I'll tell you why. It is because all those subjects now known as the humanities are, and have always been, closely connected with other fields of investigation. Boundaries between subjects may be drawn in many ways, and they are to a large extent arbitrary. What we know, and what we are curious about, is intertwined with things we believe and take for granted, and all that is constantly in flux. I'll illustrate this with an example.
Some years ago, I became interested, by sheer coincidence, in the history of the education of deaf people, more in particular, in how deaf people were taught how to speak in the seventeenth century. In studying this subject, I was studying the history of linguistics, wasn't I, perhaps a special branch, the history of language teaching, more or less a typical humanities subject. But was I? In order to understand what happened and why it happened in that particular way I had to take a number of other fields into account as well. For example, theology played its part. It is written in the Holy Bible that "faith comes by hearing" - did not this mean that those who lacked hearing, necessarily could have no faith? Philosophy was important too, as always. Some philosophers maintained that the cognitive capacities of a person who lacked speech had to be very poor and just like those of animals, while others pointed out that since the deaf had a rational soul, they spontaneously invented a language of their own. There were important legal aspects: the deaf could not act in legal matters, such as owning and selling land and making a will, if they could not prove that they understood language. And there was the medical side of course: what were the causes of deafness? Could it be cured? Was muteness always an effect of deafness or did it have independent causes? When people came to the conclusion that it was in fact possible to teach speech to the deaf, they made careful study of the production of speech sounds, which involved anatomical knowledge. One of the early writers on phonetics called his treatise on the subject 'a physico-grammatical' treatise: it combined grammar and anatomy.

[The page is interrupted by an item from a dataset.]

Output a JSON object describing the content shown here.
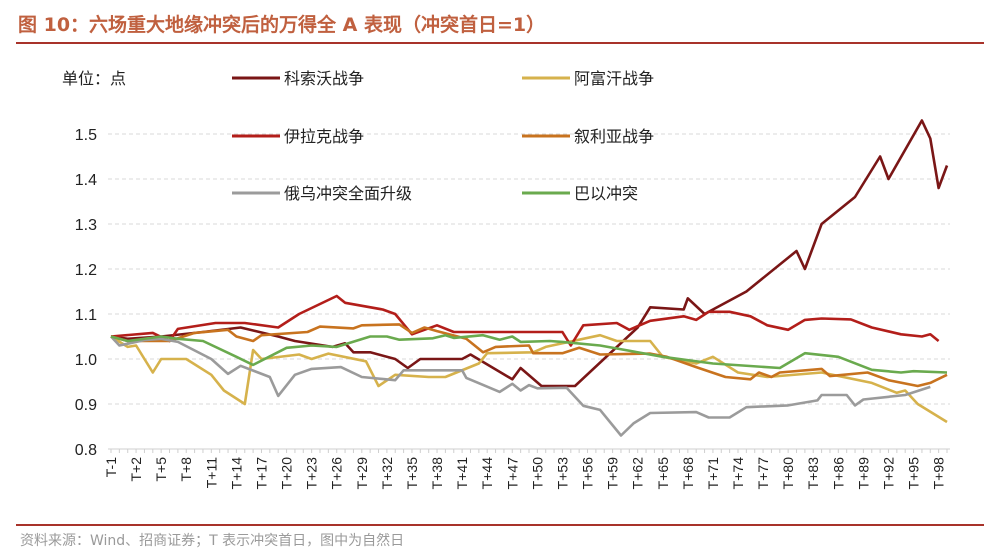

I can assure you that this is a fascinating story, which I don't have the time to tell, but the important point in this context is that I could tell the very same story elsewhere in the university, as part of the history of the subjects that are taught there: the history of law, the history of medicine, the history of the social position of the disabled, and in our own good old faculty of humanities of course, to linguists, philosophers and even some residual theologians.
Don't let anybody ever tell you that what you are doing as a student in the humanities faculty is less important than what other students do. We do science, we are scholars because we are interested and curious to know about everything that surrounds us. Ultimately, all that knowledge hangs together.
If knowledge is important, then the humanities are important.